PUNKS IN THE ACADEMY: LOCATING 90s TAIPEI IN CHINESE NOISE
2015年04月23日
|WEB EXCLUSIVE
A mannequin, already victim to an axe attack and subjected to a simulated sex scene, bursts into flames. A man in a business suit throws another one, wrapped in some sort of diaper-harness, to the ground. Behind a table, a band plays a cacophonous rush of semi-rhythmic noise, the keyboardist slamming his instrument with his hands and feet before smashing it against the stage.
Watching video footage of Taiwanese punk band Loh Tsui Kweh (LTK) Commune’s early performances from the 1990s, it is shocking what they could get away with, more in terms of personal safety than controversial politics or outright obscenity.

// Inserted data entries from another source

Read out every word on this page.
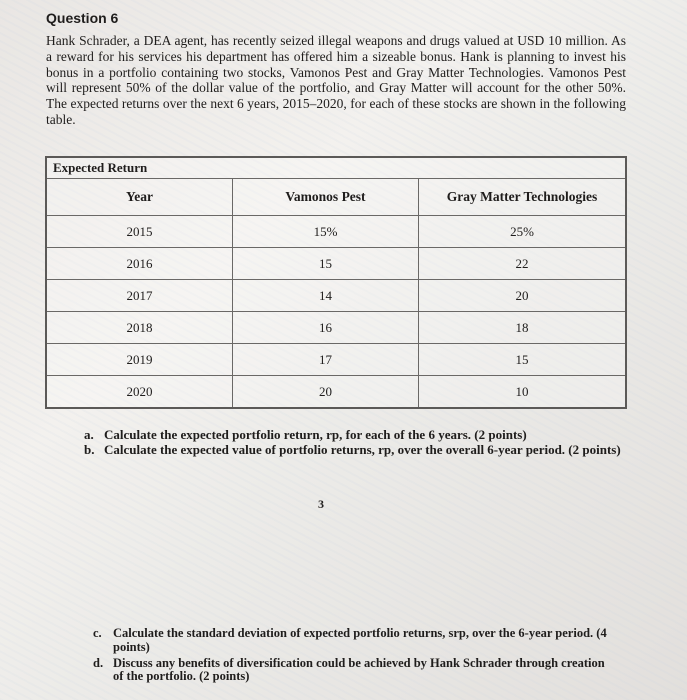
Question 6
Hank Schrader, a DEA agent, has recently seized illegal weapons and drugs valued at USD 10 million. As a reward for his services his department has offered him a sizeable bonus. Hank is planning to invest his bonus in a portfolio containing two stocks, Vamonos Pest and Gray Matter Technologies. Vamonos Pest will represent 50% of the dollar value of the portfolio, and Gray Matter will account for the other 50%. The expected returns over the next 6 years, 2015–2020, for each of these stocks are shown in the following table.
Expected Return
Year	Vamonos Pest	Gray Matter Technologies
2015	15%	25%
2016	15	22
2017	14	20
2018	16	18
2019	17	15
2020	20	10
a. Calculate the expected portfolio return, rp, for each of the 6 years. (2 points)
b. Calculate the expected value of portfolio returns, rp, over the overall 6-year period. (2 points)
3
c. Calculate the standard deviation of expected portfolio returns, srp, over the 6-year period. (4 points)
d. Discuss any benefits of diversification could be achieved by Hank Schrader through creation of the portfolio. (2 points)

The flames and destroyed props stand in stark contrast to the cozy confines of the Peltz Gallery at Birbeck, University of London, site of “Shoot the Pianist,” an exhibition documenting Taipei’s noise scene between 1990 and 1995. Collecting videos, ephemera, and recordings from LTK Commune alongside sound artists including Wang Fujui, Lin Chiwei, and his noise group Zero and Sound Liberation Organization (ZSLO), the event proclaimed the subcultural movement’s brief flourishing, yet left unanswered questions about Taiwanese noise’s place in broader narratives on Chinese sound art and its existence within an institutional space.
Taking its name from LTK Commune’s manifesto in the zine Agony News, “Shoot the Pianist” captures the burst of artistic activity following Taiwan’s lifting of martial law and gradual political opening at the turn of the 1990s. Even with paintings and photographs by key participants on display, the exhibit has a heavy archival feel, copies of Wang’s zine Noise displayed alongside flyers from 1994’s Broken Life Festival and 1995’s Post-Industrial Arts Festival. Audio and video recordings of LTK Commune, presented as an expression of local working-class male identity, strike a less mediated note, though perhaps obscure the group’s origins at National Taiwan University. Screenings of Huang Minchuan’s documentary 1995 Post-Industrial Arts Festival and a 2011 edit of Singing Chen’s ongoing Ears Switched Off and On project, profiling Lin, Wang, and noise performer Dino, provide more detail, the participation of women in drama groups at the 1995 festival bringing some diversity to a predominately male scene.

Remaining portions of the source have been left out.